Title: Pakistan – Courting the Abyss; Author: Tilak Devasher; Publisher: Harper Collins India; Pages: 472; Price: Rs 599
What will be Pakistan’s fate? Acts of commission or omission by itself, in/by neighbours, and superpowers far and near have led the nuclear-armed country at a strategic Asian crossroads to emerge as a serious regional and global concern while creating many grave internal faultlines that raise doubts about its viable existence – or even existence for that matter.
Could Mohammad Ali Jinnah, as he left New Delhi for ever on August 7, 1947 have visualised the “moth-eaten” country he obtained in less than a decade with his iron determination, the machinations of the imperial power and mistakes of his opponents, “would within twenty-four years be broken into two?”

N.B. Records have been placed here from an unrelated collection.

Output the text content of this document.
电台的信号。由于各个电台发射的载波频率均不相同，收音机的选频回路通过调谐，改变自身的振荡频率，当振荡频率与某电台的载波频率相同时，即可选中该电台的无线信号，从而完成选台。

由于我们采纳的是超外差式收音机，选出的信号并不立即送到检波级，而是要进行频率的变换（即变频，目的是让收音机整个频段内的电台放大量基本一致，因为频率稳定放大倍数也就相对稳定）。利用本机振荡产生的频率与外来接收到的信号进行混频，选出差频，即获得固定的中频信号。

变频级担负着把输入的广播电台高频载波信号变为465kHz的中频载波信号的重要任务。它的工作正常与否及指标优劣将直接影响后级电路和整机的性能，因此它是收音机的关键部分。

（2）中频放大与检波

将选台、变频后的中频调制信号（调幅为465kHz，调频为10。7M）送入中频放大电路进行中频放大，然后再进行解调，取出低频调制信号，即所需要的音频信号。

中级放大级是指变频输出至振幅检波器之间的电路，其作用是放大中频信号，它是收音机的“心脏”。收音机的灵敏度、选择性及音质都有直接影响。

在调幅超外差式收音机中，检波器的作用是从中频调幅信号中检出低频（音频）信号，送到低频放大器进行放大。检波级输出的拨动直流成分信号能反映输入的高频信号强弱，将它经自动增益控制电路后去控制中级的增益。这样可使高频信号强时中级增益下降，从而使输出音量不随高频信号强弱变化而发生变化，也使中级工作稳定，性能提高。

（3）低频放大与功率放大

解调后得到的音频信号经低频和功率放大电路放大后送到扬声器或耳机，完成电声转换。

Or that the “rump come to be variously described as ‘deeply troubled’, ‘in terminal decline’, ‘in crisis’, ‘failing’, ‘on the edge’, ‘on the brink'”, unable to “provide minimum safety and law and order to its citizens” or “survive without repeated external financial support”, become “a hotbed of terrorism, both internal and external” or “a nuclear proliferator?” asks Pakistan expert Tilak Devasher.
Devasher, who retired in 2014 as Special Secretary in the Cabinet Secretariat where he specialised in security issues in India’s neighborhood (and continued to maintain the interest), goes on, here, to undertake a full-scale and clinical examination of the various ills plaguing the country.
His research and analysis indicates that the roots of many of Pakistan’s problems lie in its past, in some cases, stretching back to before its founding. Also at fault, he finds, is the nature of the party that accomplished the work, the tactics used by the founding father, probably without much thought to their future implications (rather atypical of the forensically precise Jinnah), other structural weaknesses that were ignored, besides the latter errors.
Devasher admits his “fascination” with Pakistan doesn’t stem from being of a Partition-affected family or even Punjabi, but from the stories told by his air force officer father, about two of his superiors who later on headed the Pakistan Air Force. His interest was further strengthened by his own reading of Indian history, especially the freedom struggle, but this also raised questions about the two countries’ different courses.
As a history student, he was not content to “skim the surface” and went deeper to know more about how Pakistan’s creation impacted its future, and the “real issues that plagued the country and its people”, beyond the “exciting issues” figuring in the headlines.
This, Devasher seeks to bring out in this “holistic book” which encompasses both “exciting issues” like terrorism and the roller-coaster course of relations with India as well as “boring”, but no less vital, ones like ideology, economy, environment, demographics and other internal dynamics. He however stresses it is not a comparative study with India.
Beginning, most methodically, from the foundations, comprising the movement for Pakistan and legacy, he goes on to the building blocks, or the Pakistani ‘ideology’ and provincial relations, the framework, comprising the army and its relations with the state and society, and the superstructure which covers Islamisation and the sectarianism that also ensued, the role of the madarsas and then terrorism.
Then, he outlines the worrying state of the crucial “WEEP” sector – water, education, economy and population, and takes up relations with four key states – India, Afghanistan, China and the US.
Devasher, who ends almost every alternate chapter with how the discussed issue is leading Pakistan to the abyss, is quite gloomy in his conclusions, mostly arrived at careful and reasoned analysis, quite free from prejudice.
The main, he singles out, are the weakness of Islam as a uniting force (as the Munir Commission found in the 1950s), of hate (and why) and quest for parity with India, and the weakness of the political culture (due to the spells of military rule), which in turn affects society, economy and security.
Though he gives no dramatic prescriptions or ways to deal with the eventuality of an implosion, which he gives a decade or so, what makes this book essential reading is its warning against emulating any of Pakistan’s failed, fatal choices – especially the role of religion and hate of the’other’ for nation-building – which some of its more stable neighbours could well pay heed to.